How many times have you seen a politician going in or out of number 10 Downing street​?​ ​I​s the number 10 straight? Why are the walls black? Are all the chairs perfectly lined up in the Cabinet ​R​oom​? Whose picture​ is everyone given a postcard of when leaving?​ What does it say about the British?​

We were lucky enough to be ​given​ a tour of 10 Downing Street by Chris Martin the permanent under secretary to the Prime Minister. You won’t be surprised to know the Romans built there first​.​ ​W​hen it was refurbished in the 1960s the usual Roman artifacts were found but the architects could not resist putting some mock Roman Corinthian columns in the basement cafe. Which, highlight​s​ the point to me, that much like most of the history of these islands, that maybe they could all be called the silly isles, you are never more than 10 feet away from a little joke.

Number 10 is more of a muddle through​​ made up theatrical improvisation with a self deprecating smile than some grand presidential palace of an Empire. Originally, a badly made Georgian house of a property speculator, what else could it be, this small town house was given to the first Prime Minister by George II. The first Prime Minister gave it back to the nation, probably when he realised the amount of work that needed doing and how difficult it was to get a reliable builder… and so it began two hundred years of muddling through to create a Tardis of rooms behind the facade of that black door and black walls. Why black walls? Well they were blackened by the London’s smog and people got used to the black walls so like any good theatre set they are painted on now. The number zero on that famous number 10 is wonkey​. ​W​hy​? ​B​ecause the first builder​,​ in Georgian times​,​ put it on wonkey and well​,​ everybody since has kept it that way.

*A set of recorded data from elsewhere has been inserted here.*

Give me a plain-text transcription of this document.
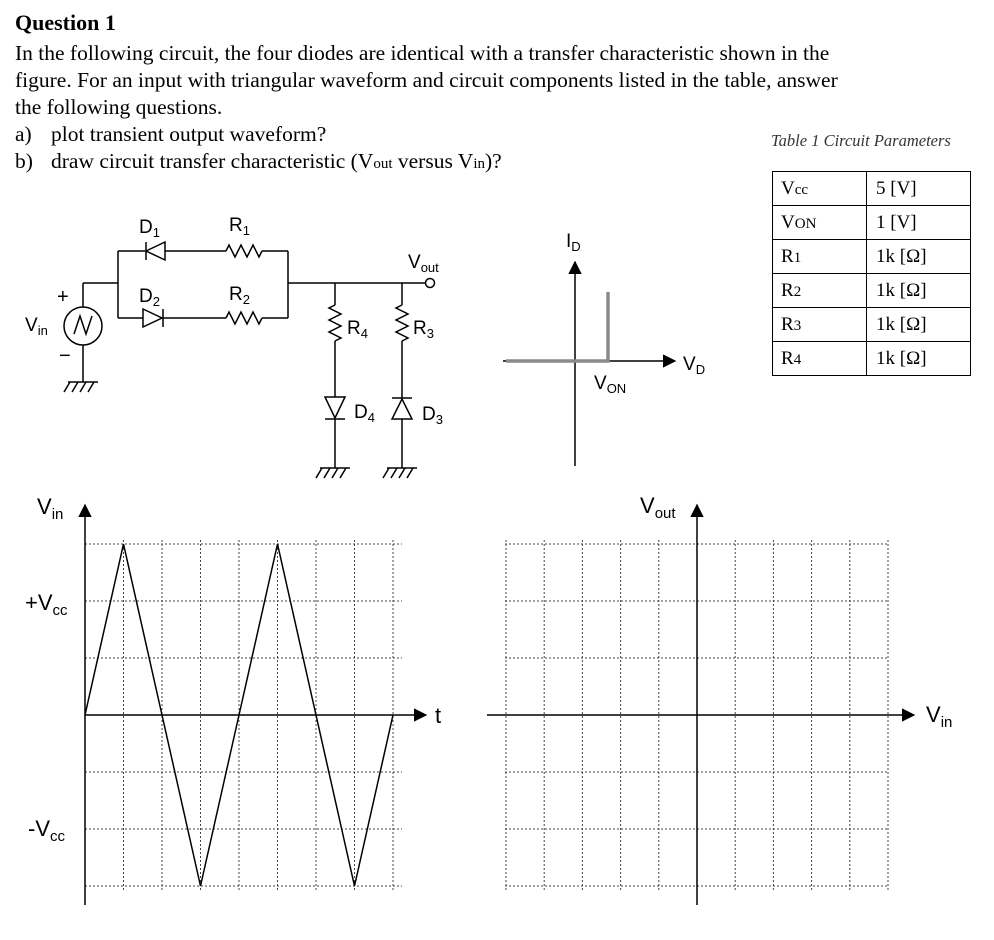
Question 1
In the following circuit, the four diodes are identical with a transfer characteristic shown in the
figure. For an input with triangular waveform and circuit components listed in the table, answer
the following questions.
a) plot transient output waveform?
b) draw circuit transfer characteristic (Vout versus Vin)?
Table 1 Circuit Parameters
Vcc	5 [V]
VON	1 [V]
R1	1k [Ω]
R2	1k [Ω]
R3	1k [Ω]
R4	1k [Ω]
$D_1$	$R_1$
$D_2$	$R_2$
$V_{out}$
$V_{in}$
+
−
$R_4$ $R_3$
$D_4$ $D_3$
$I_D$
$V_D$
$V_{ON}$
$V_{in}$
$+V_{cc}$
$-V_{cc}$
t
$V_{out}$
$V_{in}$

Each Prime Minster moves in and chooses their favourite room to have as an office, no grand Oval office here. Just a mix of rooms with different styles and full of wonders like moonrock, late ​paintings by ​Tu​r​ner and nick nacks from everywhere, all still being used. Wellington​’​s traveling campaign chest sits there holding a few bit and bobs like all spare draws in any busy house. This one just happened to be at the battle of Waterloo. Talking of busy, Churchill, the only Prime Minister with two portraits, insisted that his chair on the cabinet table be kept facing out so he could sit quickly, after all he was quite busy ​fighting ​​Fascism and no one has thought to change it since. It still faces out waiting for that busy leader.

Which is my point our traditions aren’t all imperial pomp but mostly little affectionate jokes; ‘well that is how we used to do it and it’s quite amusing to keep it that way’. I think I miss this sometimes when looking at history seeing only the histrionics and forgetting the daily affectionate amusements we share on these four seasons in a day Islands.

So of course​,​ which inhabitant is it​,​ that everyone agrees​,​ is the right one to have on ​a ​postcard memoir? None other than Larry the ​Downing street cat. Long may he defend our freedoms and long may our humour be ​a​ leveler ​for​ equality. 10 Downing Street is like the man who stood behind the Roman Emperor on the Triumphal parades saying’ Remember you are only a person.’